The question is not about banning foreigners from our social media, it’s about banning foreign-controlled social media. The Americans can join us here on Lemmy.
Commercial social media platforms already mark certain conversations as bad and censor them. Both Zuckerberg and Musk seem to have political goals and have changed how their platforms work to promote them.
If they were a free marketplace of ideas, I’d agree. But while Facebook is hiding news in Canada, YouTube is promoting rage-bait, and Twitter is making weird tweaks for Musk’s self confidence, they seem like they’re trying to promote a US worldview.
It’d be interesting to see what would replace them if they weren’t available.
I’ve also noticed that every LLM I’ve used has a political agenda of some sort. If you try to make it write material of controversial or questionable nature, you’ll run into some issues. You’ll also notice, that many LLMs prefer to give everything a rather wholesome twist whenever possible. Not really a bad thing IMO, but I must say that these tools are not completely neutral when it comes to sensitive matters. Personally, I don’t really have a problem with these moral preferences, but I also know some people who most certainly do.

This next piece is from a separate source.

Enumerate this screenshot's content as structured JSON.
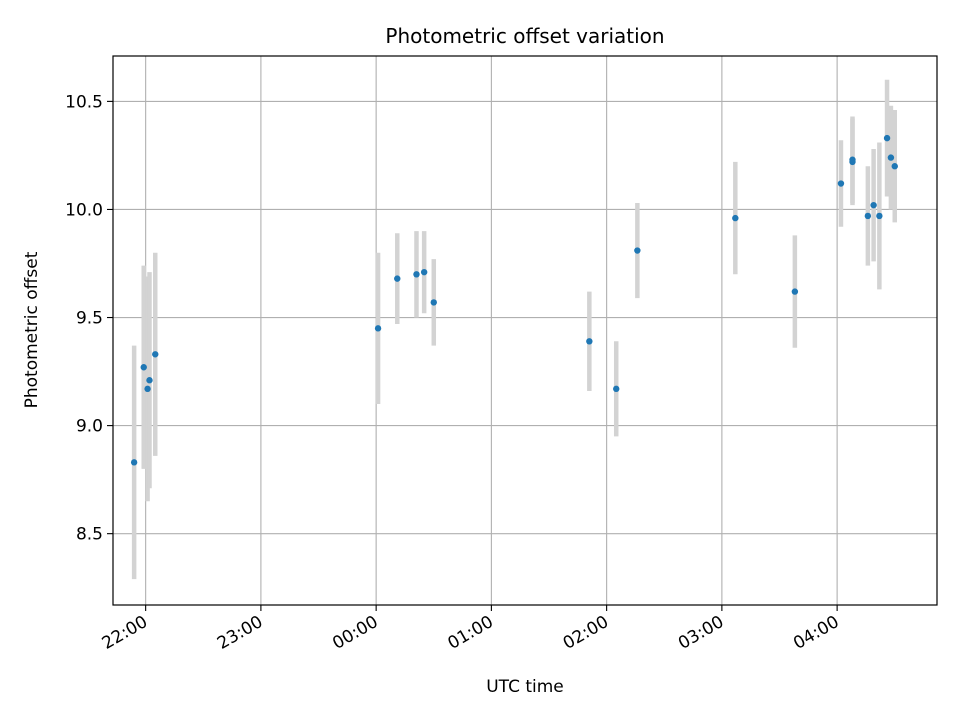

When companies have a vast multinational audience, they need to consider these kinds of matters. It applies to social media companies too, and they already have experience with this, while various LLM companies are still learning this game. We’ve already seen how social media platforms have been used to promote the agenda of the company behind them, and I believe we’ll see the same with LLMs. Once LLMs become an inseparable part of everyday life, there will be more political pressure to push a specific narrative to the users, just like there currently is with social media platforms.